Here are some words of a Quaker friend of mine:
It is not that Jesus is God more than he is human, or human more than he is God, but that the nonduality of human and divine is encapsulated in his life…. http://www.quakerquaker.org/profiles/blogs/jesus-christ-a-integral
While I don’t by any means agree with all of this post this sentence got me to seriously think about Jesus being human It is hard to conceive that Jesus being God could ever think and have emotional responses as we humans do! I remember bringing this up as a young boy in Catholic grade school. I believe a nun’s, or maybe it was a priest’s , explanation made me more confused than before I blurted out the question. The answer basically, as a twelve-year-old remembers it, was that Jesus did not really understand his divinity until he was baptized by John the Baptist. The thirty years of his life up until that time he lived pretty much as a human, that is with human understandings and emotions. I don’t know how the responder to my question would have handled the gospel story about the young Jesus in the temple as I did not know enough to bring it up at the time. I am not saying that this answer is according to Catholic teachings or even if I remember it correctly. But this was the first encounter with my questions about Jesus being human.
After contemplating this dichotomy for the next fifty-some years I still have problems dealing with the human side of Jesus. Jesus being human would almost be like me morphing into the body of an ant and still maintaining my human intellect. Would any of my fellow ants really understand if I tried to tell them about that “other world” of human beings? Could I really understand and live my life as an ant? It seems my human side would drown out that possibility. To me the divinity of Jesus would also surely drown out his human nature.
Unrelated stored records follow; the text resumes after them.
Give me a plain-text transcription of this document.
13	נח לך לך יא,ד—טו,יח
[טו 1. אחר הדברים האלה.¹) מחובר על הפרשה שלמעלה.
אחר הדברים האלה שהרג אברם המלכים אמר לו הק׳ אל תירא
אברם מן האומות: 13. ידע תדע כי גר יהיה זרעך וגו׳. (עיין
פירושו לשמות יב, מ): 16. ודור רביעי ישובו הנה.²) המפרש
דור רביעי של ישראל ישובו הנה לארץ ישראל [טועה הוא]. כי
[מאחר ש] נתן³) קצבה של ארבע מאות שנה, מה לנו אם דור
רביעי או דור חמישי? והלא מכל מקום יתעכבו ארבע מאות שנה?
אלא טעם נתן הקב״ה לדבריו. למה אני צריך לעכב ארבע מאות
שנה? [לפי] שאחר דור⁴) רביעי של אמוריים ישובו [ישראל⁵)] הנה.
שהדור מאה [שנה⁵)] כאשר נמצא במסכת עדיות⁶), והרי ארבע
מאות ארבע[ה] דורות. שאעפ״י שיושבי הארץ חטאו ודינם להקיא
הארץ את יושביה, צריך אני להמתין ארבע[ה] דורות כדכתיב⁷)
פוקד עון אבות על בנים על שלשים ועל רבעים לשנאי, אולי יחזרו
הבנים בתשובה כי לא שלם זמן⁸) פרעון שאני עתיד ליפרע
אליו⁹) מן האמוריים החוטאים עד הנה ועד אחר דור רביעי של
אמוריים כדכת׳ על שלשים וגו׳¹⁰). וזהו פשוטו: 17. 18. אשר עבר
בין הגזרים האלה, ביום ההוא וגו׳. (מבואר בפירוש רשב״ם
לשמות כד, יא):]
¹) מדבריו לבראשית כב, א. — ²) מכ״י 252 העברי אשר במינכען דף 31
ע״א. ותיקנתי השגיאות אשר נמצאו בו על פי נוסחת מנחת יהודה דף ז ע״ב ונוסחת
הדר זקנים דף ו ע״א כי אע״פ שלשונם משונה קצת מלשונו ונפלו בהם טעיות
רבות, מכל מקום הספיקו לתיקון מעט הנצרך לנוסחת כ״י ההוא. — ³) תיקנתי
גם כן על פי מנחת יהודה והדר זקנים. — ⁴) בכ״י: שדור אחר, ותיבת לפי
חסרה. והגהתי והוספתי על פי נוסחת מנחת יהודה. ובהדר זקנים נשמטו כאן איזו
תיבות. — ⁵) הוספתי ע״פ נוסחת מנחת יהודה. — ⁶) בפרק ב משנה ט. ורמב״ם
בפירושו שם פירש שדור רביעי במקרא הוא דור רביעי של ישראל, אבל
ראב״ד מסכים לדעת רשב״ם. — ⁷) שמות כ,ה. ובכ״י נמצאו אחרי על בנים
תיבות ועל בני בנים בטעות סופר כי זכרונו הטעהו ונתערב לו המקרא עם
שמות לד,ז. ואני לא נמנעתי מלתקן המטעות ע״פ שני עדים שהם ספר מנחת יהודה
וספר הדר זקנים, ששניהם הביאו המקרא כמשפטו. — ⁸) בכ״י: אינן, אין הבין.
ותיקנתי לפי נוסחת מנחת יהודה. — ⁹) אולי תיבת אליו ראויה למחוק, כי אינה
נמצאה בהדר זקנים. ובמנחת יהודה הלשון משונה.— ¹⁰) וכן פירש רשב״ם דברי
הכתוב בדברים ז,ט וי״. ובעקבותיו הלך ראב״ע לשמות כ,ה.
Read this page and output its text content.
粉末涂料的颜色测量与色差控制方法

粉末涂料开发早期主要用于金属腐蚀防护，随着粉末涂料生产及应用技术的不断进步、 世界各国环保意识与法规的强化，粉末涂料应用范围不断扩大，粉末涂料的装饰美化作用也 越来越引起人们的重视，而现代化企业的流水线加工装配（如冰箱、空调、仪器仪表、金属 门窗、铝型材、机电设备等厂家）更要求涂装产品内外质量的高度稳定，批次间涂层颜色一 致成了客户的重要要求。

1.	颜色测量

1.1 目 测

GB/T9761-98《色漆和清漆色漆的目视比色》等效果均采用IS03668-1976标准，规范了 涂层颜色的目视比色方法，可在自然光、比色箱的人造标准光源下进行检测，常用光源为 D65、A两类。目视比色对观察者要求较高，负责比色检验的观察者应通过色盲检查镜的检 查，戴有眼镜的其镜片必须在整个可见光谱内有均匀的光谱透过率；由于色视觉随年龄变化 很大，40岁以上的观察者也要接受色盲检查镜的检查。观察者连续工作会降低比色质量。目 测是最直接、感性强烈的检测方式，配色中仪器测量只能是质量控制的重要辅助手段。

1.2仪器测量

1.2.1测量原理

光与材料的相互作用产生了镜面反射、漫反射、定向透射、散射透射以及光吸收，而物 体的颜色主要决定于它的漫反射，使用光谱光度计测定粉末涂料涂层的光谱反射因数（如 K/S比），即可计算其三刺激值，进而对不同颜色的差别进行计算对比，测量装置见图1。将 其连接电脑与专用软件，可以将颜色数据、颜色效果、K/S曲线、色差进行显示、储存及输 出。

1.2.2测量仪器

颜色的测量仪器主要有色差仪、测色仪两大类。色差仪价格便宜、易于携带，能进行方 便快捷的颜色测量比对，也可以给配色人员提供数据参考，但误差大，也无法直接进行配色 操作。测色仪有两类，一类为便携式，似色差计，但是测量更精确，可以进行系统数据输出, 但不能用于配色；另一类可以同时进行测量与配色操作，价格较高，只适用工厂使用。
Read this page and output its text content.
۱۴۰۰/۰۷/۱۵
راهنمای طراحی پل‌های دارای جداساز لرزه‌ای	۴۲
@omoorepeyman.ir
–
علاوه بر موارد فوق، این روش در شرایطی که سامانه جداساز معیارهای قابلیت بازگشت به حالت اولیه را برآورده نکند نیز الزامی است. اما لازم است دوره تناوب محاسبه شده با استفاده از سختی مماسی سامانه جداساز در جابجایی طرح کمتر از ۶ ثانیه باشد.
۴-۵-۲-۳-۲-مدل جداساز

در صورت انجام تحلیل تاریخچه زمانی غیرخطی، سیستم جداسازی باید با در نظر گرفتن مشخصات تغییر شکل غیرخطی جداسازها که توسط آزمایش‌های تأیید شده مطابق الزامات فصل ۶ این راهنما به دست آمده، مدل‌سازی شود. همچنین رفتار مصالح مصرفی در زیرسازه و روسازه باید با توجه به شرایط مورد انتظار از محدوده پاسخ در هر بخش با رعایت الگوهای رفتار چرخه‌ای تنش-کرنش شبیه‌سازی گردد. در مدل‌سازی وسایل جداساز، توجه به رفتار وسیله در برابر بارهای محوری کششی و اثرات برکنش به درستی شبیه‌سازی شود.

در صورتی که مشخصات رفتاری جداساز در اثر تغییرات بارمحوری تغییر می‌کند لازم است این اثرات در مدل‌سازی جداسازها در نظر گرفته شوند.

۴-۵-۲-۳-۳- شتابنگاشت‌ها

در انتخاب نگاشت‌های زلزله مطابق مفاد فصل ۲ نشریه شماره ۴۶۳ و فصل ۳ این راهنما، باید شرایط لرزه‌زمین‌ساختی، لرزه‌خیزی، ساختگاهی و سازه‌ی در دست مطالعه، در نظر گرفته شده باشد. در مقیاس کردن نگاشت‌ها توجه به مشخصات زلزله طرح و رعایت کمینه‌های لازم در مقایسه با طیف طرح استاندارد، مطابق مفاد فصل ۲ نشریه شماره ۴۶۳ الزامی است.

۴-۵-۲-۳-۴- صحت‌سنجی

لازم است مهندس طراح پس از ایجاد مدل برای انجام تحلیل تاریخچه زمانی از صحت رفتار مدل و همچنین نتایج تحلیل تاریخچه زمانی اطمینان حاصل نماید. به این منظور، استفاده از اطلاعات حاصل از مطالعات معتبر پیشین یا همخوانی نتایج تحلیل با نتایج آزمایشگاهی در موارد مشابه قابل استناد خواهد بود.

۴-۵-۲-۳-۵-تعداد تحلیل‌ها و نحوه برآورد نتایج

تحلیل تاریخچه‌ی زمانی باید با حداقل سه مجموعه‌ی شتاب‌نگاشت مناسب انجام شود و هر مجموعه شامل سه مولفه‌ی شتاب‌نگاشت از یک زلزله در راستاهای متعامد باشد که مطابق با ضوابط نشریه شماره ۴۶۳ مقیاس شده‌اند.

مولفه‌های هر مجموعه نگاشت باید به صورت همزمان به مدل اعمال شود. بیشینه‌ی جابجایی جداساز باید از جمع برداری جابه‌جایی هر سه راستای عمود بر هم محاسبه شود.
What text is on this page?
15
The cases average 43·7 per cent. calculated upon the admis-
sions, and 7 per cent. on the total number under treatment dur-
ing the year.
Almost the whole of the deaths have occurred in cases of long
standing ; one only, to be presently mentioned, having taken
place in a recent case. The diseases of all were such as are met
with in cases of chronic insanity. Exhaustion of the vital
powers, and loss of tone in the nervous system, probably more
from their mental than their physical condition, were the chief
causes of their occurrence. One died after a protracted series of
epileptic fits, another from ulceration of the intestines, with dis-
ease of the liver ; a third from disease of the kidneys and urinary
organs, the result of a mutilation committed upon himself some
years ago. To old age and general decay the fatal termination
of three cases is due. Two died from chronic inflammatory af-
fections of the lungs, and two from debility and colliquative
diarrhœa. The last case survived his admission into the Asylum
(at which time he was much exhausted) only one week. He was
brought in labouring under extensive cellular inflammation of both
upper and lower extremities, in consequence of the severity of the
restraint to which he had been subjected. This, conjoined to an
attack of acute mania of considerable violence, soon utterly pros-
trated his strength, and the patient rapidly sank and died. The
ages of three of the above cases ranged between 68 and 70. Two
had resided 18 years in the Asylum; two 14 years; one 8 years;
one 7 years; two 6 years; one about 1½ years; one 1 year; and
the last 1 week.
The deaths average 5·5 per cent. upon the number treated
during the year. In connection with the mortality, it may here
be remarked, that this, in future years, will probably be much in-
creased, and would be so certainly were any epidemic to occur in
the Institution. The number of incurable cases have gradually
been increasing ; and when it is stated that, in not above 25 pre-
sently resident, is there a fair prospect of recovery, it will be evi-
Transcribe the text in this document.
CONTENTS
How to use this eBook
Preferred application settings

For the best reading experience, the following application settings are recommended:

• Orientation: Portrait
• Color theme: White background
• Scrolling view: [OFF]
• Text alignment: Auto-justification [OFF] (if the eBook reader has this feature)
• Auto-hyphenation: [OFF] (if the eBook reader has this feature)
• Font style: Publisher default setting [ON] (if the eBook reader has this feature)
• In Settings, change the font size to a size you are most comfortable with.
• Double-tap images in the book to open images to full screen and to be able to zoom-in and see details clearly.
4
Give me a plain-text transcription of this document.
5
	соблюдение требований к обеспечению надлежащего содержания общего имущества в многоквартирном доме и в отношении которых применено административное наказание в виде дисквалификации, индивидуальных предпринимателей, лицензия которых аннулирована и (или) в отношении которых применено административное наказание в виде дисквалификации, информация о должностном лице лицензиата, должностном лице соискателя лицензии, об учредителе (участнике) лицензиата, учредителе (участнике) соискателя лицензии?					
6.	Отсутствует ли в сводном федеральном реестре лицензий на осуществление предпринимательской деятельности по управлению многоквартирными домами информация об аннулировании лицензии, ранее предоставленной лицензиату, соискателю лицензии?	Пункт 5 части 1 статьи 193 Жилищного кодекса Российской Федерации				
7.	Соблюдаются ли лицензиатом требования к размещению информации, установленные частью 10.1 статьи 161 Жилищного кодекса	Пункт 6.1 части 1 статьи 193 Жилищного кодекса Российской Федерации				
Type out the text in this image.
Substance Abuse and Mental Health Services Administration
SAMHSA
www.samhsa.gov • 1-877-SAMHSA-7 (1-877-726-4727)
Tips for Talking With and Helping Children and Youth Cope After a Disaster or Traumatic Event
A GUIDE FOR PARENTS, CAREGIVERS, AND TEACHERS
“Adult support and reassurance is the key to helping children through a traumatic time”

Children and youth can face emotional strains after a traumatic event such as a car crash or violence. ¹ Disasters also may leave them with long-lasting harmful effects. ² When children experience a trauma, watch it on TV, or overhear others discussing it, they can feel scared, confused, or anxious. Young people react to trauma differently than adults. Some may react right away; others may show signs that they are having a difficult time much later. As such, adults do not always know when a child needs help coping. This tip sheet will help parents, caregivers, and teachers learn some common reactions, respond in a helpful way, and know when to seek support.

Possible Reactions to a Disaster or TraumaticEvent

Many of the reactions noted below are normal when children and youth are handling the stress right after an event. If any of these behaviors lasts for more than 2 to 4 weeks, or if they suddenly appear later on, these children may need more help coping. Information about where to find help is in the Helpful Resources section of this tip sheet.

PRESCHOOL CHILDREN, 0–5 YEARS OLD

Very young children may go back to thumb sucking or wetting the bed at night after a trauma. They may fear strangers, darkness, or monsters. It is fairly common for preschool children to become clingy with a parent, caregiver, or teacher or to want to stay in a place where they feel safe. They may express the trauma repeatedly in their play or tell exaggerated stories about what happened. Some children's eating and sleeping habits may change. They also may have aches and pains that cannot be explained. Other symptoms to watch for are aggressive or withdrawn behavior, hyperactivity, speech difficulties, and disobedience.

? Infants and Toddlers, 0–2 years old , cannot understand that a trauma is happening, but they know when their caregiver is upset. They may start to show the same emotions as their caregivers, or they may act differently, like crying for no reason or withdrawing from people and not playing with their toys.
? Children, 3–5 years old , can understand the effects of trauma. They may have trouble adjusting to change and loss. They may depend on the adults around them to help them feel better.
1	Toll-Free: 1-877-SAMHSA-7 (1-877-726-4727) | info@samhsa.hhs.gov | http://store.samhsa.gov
How can the two co-exist?
Jesus several times in the Bible said he did not know the answers that God the Father knew. This goes to the understanding of the trinity more than the human side of Jesus but maybe in that response Jesus was displaying his human nature. If as the theologians conceived several centuries after Jesus left the earth that the Father, Son, and Holy Spirit are three in one (the Trinity) then how could one know something that the other didn’t? I’m sure if I dug into this deeper I could find a myriad of different explanations from scores of different theologians. But, that is not what I am about at this point in my life. I guess I am just ready to continue to ponder this type of thing and let it ride as such. It is small stuff when it come to my faith. But as usual I have questions. That is just who I am.
Servant, thanks for your opinions on this topic. You certainly rely on the gospel of John in this area 🙂 But your reply contains another problem with reading scripture and pulling particular words from it. The versions of the bible I primarily use are the NIV and the ESV. Neither use the word “son” in most of the places you reference but I get your point.